Selling everybody short
My Intrade contracts for the Democratic nomination just expired (short Hillary Clinton and Al Gore). Looking around for my next bit of edutainment action, I added up the bids for the top 8 Republican VP candidates and found that there was a 120% chance that one of them would be chosen. Can you say “arbitrage”? Sell all 8 for +120, lose one for -100, for a net of +20.
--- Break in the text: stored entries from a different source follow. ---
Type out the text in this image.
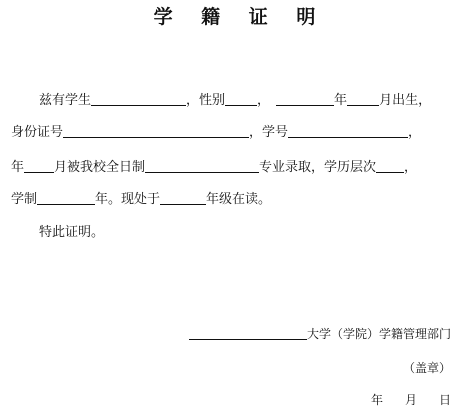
学 籍 证 明
兹有学生	，性别 ，	年 月出生，
身份证号	，学号	，
年 月被我校全日制	专业录取，学历层次 ，
学制	年。现处于	年级在读。
特此证明。
大学（学院）学籍管理部门
（盖章）
年 月 日
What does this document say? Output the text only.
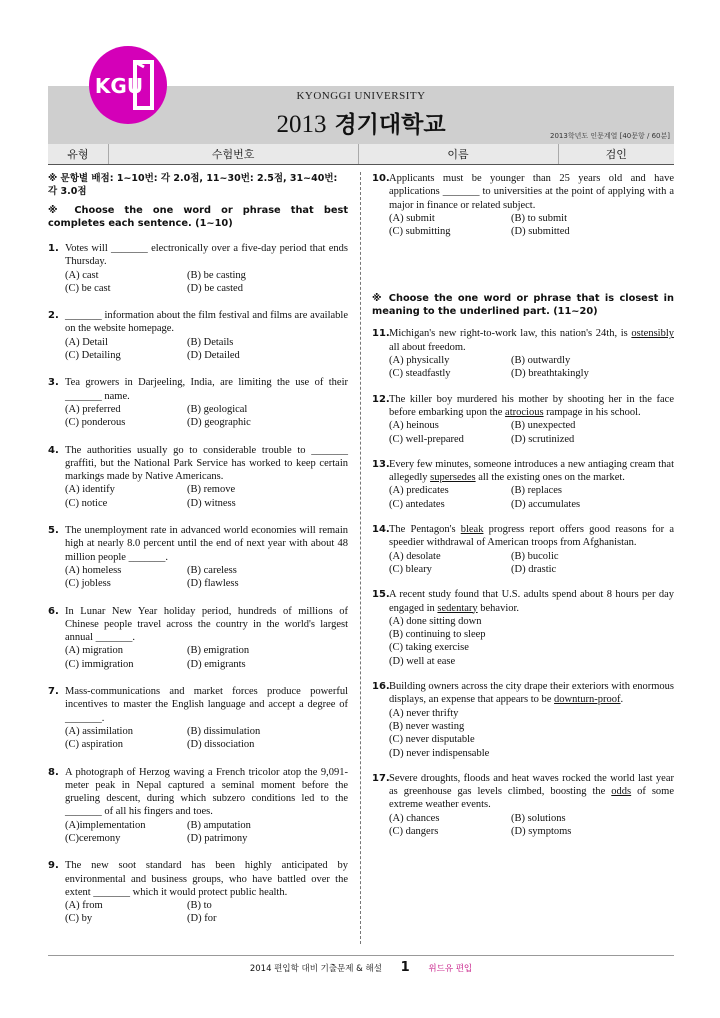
KYONGGI UNIVERSITY
2013 경기대학교	2013학년도 인문계열 [40문항 / 60분]
KGU
유형	수험번호	이름	검인
※ 문항별 배점: 1~10번: 각 2.0점, 11~30번: 2.5점, 31~40번: 각 3.0점
※ Choose the one word or phrase that best completes each sentence. (1~10)
1. Votes will _______ electronically over a five-day period that ends Thursday.
(A) cast	(B) be casting
(C) be cast	(D) be casted
2. _______ information about the film festival and films are available on the website homepage.
(A) Detail	(B) Details
(C) Detailing	(D) Detailed
3. Tea growers in Darjeeling, India, are limiting the use of their _______ name.
(A) preferred	(B) geological
(C) ponderous	(D) geographic
4. The authorities usually go to considerable trouble to _______ graffiti, but the National Park Service has worked to keep certain markings made by Native Americans.
(A) identify	(B) remove
(C) notice	(D) witness
5. The unemployment rate in advanced world economies will remain high at nearly 8.0 percent until the end of next year with about 48 million people _______.
(A) homeless	(B) careless
(C) jobless	(D) flawless
6. In Lunar New Year holiday period, hundreds of millions of Chinese people travel across the country in the world's largest annual _______.
(A) migration	(B) emigration
(C) immigration	(D) emigrants
7. Mass-communications and market forces produce powerful incentives to master the English language and accept a degree of _______.
(A) assimilation	(B) dissimulation
(C) aspiration	(D) dissociation
8. A photograph of Herzog waving a French tricolor atop the 9,091-meter peak in Nepal captured a seminal moment before the grueling descent, during which subzero conditions led to the _______ of all his fingers and toes.
(A)implementation	(B) amputation
(C)ceremony	(D) patrimony
9. The new soot standard has been highly anticipated by environmental and business groups, who have battled over the extent _______ which it would protect public health.
(A) from	(B) to
(C) by	(D) for
10. Applicants must be younger than 25 years old and have applications _______ to universities at the point of applying with a major in finance or related subject.
(A) submit	(B) to submit
(C) submitting	(D) submitted
※ Choose the one word or phrase that is closest in meaning to the underlined part. (11~20)
11. Michigan's new right-to-work law, this nation's 24th, is ostensibly all about freedom.
(A) physically	(B) outwardly
(C) steadfastly	(D) breathtakingly
12. The killer boy murdered his mother by shooting her in the face before embarking upon the atrocious rampage in his school.
(A) heinous	(B) unexpected
(C) well-prepared	(D) scrutinized
13. Every few minutes, someone introduces a new antiaging cream that allegedly supersedes all the existing ones on the market.
(A) predicates	(B) replaces
(C) antedates	(D) accumulates
14. The Pentagon's bleak progress report offers good reasons for a speedier withdrawal of American troops from Afghanistan.
(A) desolate	(B) bucolic
(C) bleary	(D) drastic
15. A recent study found that U.S. adults spend about 8 hours per day engaged in sedentary behavior.
(A) done sitting down
(B) continuing to sleep
(C) taking exercise
(D) well at ease
16. Building owners across the city drape their exteriors with enormous displays, an expense that appears to be downturn-proof.
(A) never thrifty
(B) never wasting
(C) never disputable
(D) never indispensable
17. Severe droughts, floods and heat waves rocked the world last year as greenhouse gas levels climbed, boosting the odds of some extreme weather events.
(A) chances	(B) solutions
(C) dangers	(D) symptoms
2014 편입학 대비 기출문제 & 해설 1 위드유 편입
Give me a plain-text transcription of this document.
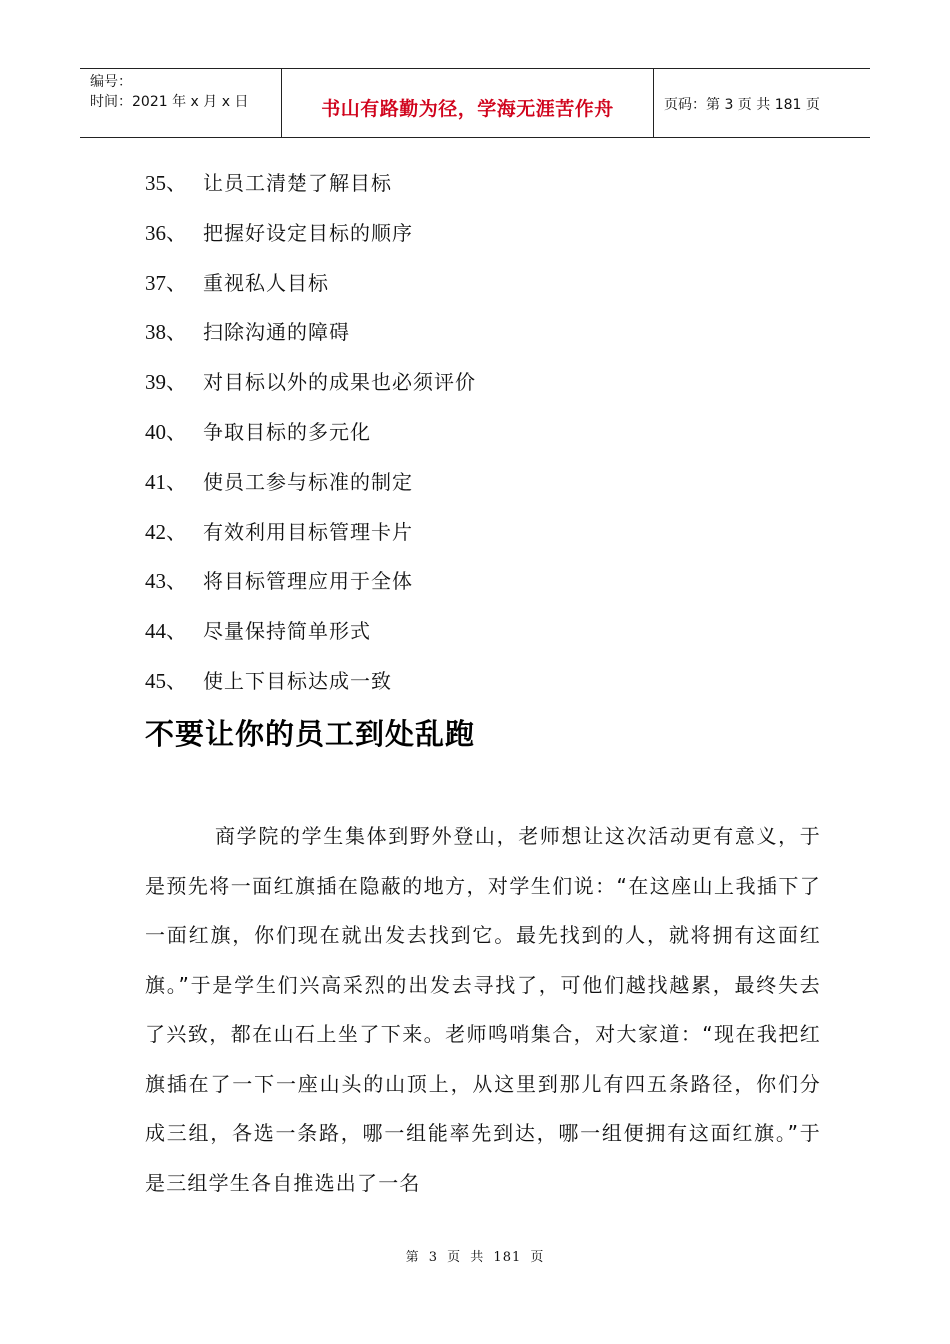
编号：
时间：2021 年 x 月 x 日	书山有路勤为径，学海无涯苦作舟	页码：第 3 页 共 181 页
35、 让员工清楚了解目标
36、 把握好设定目标的顺序
37、 重视私人目标
38、 扫除沟通的障碍
39、 对目标以外的成果也必须评价
40、 争取目标的多元化
41、 使员工参与标准的制定
42、 有效利用目标管理卡片
43、 将目标管理应用于全体
44、 尽量保持简单形式
45、 使上下目标达成一致
不要让你的员工到处乱跑

商学院的学生集体到野外登山，老师想让这次活动更有意义，于是预先将一面红旗插在隐蔽的地方，对学生们说：“在这座山上我插下了一面红旗，你们现在就出发去找到它。最先找到的人，就将拥有这面红旗。”于是学生们兴高采烈的出发去寻找了，可他们越找越累，最终失去了兴致，都在山石上坐了下来。老师鸣哨集合，对大家道：“现在我把红旗插在了一下一座山头的山顶上，从这里到那儿有四五条路径，你们分成三组，各选一条路，哪一组能率先到达，哪一组便拥有这面红旗。”于是三组学生各自推选出了一名

第 3 页 共 181 页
It’s not quite that easy. With this many contracts, the commissions really add up. In fact, they eat up about half of the +20, leaving me with +10. I have to put up margin for all 8 contracts, even though at most one of them will lose. This dilutes the +10 to a little over 1% return on investment. It’s hard to get excited over a complicated trade that nets a 1% return. On the other hand, these contracts will expire in about a week, and 1% in one week is 50% annualized. Alternatively, I can think of this as “topping off” the Hillary-Gore trade with an extra 1%.
I’ve over-simplified the numbers a bit. I make the worst-case assumptions on the commissions going in, then I try to improve on that in practice. I also find that prices are volatile enough that I can trade against my position a bit. I’m short 8 different candidates, but it doesn’t matter which 8. All that matters is that 120 is more than 100. If it’s suddenly advantageous to cover Mike Huckabee, for example, and short Fred Thompson, I end up with 122 being more than 100. I’m having fun with this. It’s easy to be decisive when you’re tweaking a sure thing. As Nixon would say, I’m negotiating from a position of strength.
Update: the news about Sarah Palin is out, and it looks like I’ll be up almost 2%. The short on Palin is a total loss, of course, but the gains on Romney and Pawlenty make up for it.